Social Issues

What It Means To Be A Hmong Girl

“What It Means To Be A Hmong Girl”
By Maly Yang

It means to be a daughter, to become an outsider and a stranger to the family you grew up with
It means to be a wife, bounded for life to your husband and his clan It means to be a mother, to love, laugh, and cry all at the same time
It means to be a daughter-in-law/sister-in-law, you stand, you smile, and you just nod It means you visit everyone, but don’t expect anyone to visit you

It means everybody’s business is your business, but no one cares to know yours
It means you encourage and listen to what everybody has to say, but keep yours bottled inside
It means you take in the advice given, and expect to make no mistakes
It means your presence is expected, but your opinion is not wanted

It means you’re the first guest to a party, and the last one to leave
It means you’re expected in the kitchen all day, but expect to eat last
It means you let everyone pick out what they like, and you take whatever’s leftover
It means you put others before you, and never complain about it

It means you’re the glue that hold everything together in a marriage, so you can’t give up easily
It means you need to succeed in your marriage, so you try to wear the pants in the family
Which means if you dare wear the pants in the family, you’re now everyone’s enemy
Which then means if your marriage fails, the you’ve become an embarrassment

It means no matter what you do, you simply lose in everything because… this is what it means to be a Hmong girl

Posted with permission from the author.

4 thoughts on “What It Means To Be A Hmong Girl

    1. It is what is perceived by the culture and society as what an ideal Hmong female should be. And I did not write this. I am sharing this wonderful poetry by Maly Yang because I, and many other Hmong women, can relate.

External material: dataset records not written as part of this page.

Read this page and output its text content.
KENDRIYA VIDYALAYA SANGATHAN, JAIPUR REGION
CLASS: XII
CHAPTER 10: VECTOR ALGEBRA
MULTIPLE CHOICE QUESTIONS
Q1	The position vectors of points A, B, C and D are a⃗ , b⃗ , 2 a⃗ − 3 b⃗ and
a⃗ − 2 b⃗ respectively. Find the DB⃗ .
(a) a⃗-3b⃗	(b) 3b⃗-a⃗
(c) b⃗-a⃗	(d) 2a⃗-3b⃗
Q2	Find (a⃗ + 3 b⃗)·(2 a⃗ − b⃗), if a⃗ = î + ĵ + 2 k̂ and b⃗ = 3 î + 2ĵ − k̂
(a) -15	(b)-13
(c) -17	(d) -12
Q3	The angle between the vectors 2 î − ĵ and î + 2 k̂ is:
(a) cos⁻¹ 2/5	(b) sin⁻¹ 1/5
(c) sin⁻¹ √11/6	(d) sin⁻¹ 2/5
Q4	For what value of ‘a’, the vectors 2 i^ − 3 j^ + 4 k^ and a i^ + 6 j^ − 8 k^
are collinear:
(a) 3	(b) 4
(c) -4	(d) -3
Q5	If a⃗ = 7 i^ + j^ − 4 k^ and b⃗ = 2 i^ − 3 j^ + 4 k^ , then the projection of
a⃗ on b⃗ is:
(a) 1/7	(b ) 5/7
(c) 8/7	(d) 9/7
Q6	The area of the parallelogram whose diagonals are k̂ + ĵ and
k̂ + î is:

      1. Interesting, Mai. It is almost similiar to what an ideal Indian or Chinese girl should be although it is already beginning to change for the past two decades or so. Yes, I can related to that eventhough I am not a Hmong and I can understand where is all that coming from

  1. Seems so harsh to be a traditional Hmong woman and then, to the break the bonds of tradition is just as hard at times.